Platinum-resistant Ovarian Tumors
William Ricketts, Ph.D., director of research for Oncotech (www.oncotech.com), described studies aimed at identifying specific pathways in ovarian cancer cells that were altered in cisplatin-resistant tumor cells. He cited the ongoing need for the development of sophisticated diagnostics to predict the responses of individual tumors to chemotherapy, pointing out that the initial clinical response to platinum is a major determinant of clinical outcome for patients with ovarian cancer.

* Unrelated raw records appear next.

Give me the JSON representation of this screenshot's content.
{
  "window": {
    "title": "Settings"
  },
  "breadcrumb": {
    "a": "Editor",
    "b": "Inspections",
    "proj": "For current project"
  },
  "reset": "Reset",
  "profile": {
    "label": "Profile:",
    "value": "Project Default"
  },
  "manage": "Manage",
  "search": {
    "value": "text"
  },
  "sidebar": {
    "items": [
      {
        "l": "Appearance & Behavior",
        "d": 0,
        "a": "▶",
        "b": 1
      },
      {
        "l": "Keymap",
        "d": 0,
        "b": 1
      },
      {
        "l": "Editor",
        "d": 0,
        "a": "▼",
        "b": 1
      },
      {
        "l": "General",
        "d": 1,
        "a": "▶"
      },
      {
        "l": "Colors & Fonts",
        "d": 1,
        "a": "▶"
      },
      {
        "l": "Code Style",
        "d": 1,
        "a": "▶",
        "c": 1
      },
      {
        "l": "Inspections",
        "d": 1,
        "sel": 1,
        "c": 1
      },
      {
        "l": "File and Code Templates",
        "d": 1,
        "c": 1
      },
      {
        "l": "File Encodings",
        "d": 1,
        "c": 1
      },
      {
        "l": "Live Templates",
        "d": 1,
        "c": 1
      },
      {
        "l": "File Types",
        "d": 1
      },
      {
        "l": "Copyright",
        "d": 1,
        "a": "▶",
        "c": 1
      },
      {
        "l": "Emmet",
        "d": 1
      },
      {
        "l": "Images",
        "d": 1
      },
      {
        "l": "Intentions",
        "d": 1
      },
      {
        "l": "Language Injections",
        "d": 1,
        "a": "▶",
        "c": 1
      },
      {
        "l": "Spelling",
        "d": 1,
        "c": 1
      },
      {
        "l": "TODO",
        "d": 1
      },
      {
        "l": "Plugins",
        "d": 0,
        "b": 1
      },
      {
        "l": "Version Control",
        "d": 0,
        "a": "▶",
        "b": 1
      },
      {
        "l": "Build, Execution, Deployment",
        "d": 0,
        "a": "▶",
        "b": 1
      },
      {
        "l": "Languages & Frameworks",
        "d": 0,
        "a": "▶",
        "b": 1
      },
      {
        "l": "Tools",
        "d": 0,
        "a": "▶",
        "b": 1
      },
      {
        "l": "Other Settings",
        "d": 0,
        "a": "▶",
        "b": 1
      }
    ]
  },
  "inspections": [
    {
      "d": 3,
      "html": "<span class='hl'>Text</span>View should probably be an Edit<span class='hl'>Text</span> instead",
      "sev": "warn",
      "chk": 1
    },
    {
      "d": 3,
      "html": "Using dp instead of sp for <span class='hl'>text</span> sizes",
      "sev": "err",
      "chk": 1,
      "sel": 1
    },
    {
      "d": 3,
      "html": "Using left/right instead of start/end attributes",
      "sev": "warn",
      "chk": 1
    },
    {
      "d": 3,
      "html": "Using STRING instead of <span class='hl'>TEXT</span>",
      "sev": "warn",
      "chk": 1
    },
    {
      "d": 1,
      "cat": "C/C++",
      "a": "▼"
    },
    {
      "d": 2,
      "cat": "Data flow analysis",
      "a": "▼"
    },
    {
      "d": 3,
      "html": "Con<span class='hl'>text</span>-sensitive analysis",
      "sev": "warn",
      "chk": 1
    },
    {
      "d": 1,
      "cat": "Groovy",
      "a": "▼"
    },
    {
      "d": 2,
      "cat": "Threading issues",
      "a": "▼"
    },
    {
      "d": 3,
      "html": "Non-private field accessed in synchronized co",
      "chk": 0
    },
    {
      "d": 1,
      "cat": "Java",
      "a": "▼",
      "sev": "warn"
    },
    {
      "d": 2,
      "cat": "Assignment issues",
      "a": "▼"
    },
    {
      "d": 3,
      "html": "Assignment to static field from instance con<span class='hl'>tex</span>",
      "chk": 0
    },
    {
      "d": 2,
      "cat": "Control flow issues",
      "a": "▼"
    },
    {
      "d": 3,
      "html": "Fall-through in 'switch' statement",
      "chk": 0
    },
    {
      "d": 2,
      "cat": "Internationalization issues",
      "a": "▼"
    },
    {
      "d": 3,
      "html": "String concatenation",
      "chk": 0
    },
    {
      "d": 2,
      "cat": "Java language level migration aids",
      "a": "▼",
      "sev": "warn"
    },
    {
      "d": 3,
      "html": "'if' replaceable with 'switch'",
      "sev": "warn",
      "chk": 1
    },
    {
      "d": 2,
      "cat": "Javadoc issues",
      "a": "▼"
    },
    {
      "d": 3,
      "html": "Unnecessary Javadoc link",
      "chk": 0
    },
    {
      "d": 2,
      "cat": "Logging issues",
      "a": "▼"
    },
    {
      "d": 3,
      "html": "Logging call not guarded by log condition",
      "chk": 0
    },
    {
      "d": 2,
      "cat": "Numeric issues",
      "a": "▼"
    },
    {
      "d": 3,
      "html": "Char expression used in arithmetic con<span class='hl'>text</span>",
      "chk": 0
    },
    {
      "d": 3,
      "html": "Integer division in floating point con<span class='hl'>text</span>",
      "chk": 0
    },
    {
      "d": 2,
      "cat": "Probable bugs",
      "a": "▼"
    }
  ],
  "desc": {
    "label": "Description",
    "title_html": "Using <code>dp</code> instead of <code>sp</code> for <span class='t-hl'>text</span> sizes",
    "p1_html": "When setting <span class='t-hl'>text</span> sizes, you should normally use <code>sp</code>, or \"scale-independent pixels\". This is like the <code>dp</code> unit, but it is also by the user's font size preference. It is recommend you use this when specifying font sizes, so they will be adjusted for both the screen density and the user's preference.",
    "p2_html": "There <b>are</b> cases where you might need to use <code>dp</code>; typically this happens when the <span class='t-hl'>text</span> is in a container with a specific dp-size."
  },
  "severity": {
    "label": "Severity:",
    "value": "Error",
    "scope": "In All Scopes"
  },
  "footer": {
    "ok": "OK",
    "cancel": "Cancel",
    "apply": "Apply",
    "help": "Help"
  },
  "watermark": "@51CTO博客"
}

“Clinical investigators have shown that patients with tumors determined to be resistant in vitro to platinum compounds are at a greatly increased risk for disease progression and death when treated with standard platinum-based regimens. The determination of drug-resistance patterns for a given tumor is important for selecting the most effective therapy and minimizing side effects from drugs to which tumors are unresponsive,” said Dr. Ricketts.
The Oncotech research team has access to primary human tumors (both cryopreserved and paraffin-embedded) and the drug-resistance data based on the company’s Extreme Drug Resistance™ assay, which has been offered clinically for almost 20 years. Researchers selected tumor cells for this study that had been identified as cisplatin resistant using the Extreme Drug Resistance Assay, a clinically validated assay that Oncotech says is 99% accurate in determining tumor-cell drug resistance.
The assay separates cancer cells into one of three groups—extreme drug resistant (EDR), intermediate drug resistant (IDR), or low drug resistant (LDR). The ovarian tumors studied by Dr. Ricketts were from previously untreated patients and had an LDR response to all other drugs tested. The scientists analyzed cell-signaling pathways using applied gene array technology, PathArt analysis (a software analysis tool that classifies genes into pathways developed by Jubilant Biosys (www.jubilantbiosys.com), and In Cell Westerns (a high-throughput detection system developed by Li-Cor Biosciences (www.licor.com) for simultaneous analyses of protein expression and phosphorylation state to conclude that differences in signal-transduction pathways are present at the gene and protein level in human tumors with differing cisplatin responses.
They further found that proteins with altered expression tend to be “intermediate signaling molecules”, such as Erk, Akt, b-catenin, and STAT3, possibly indicating that the significant determinant in drug resistance is not how the cell “sees” the signal but how it “interprets” it and responds through signal amplification or altered gene expression.
Oncotech’s ultimate goal, Dr. Ricketts, explained, is to develop molecular diagnostics that go beyond the EDR soft agar assay and reach into the signaling pathways that contribute to drug resistance by their activation and underlying genetics of resistance. He pointed out, for example, that diagnostics to determine treatment can detect overexpression of a drug or antibody target such as the EGF receptor, but yield no information about whether pathways regulated by the target that may also influence drug response are activated.
“Activated pathways that are altered in resistant tumors may provide biomarkers of drug resistance but may also provide second-line indication for many targeted therapies,” Dr. Ricketts said.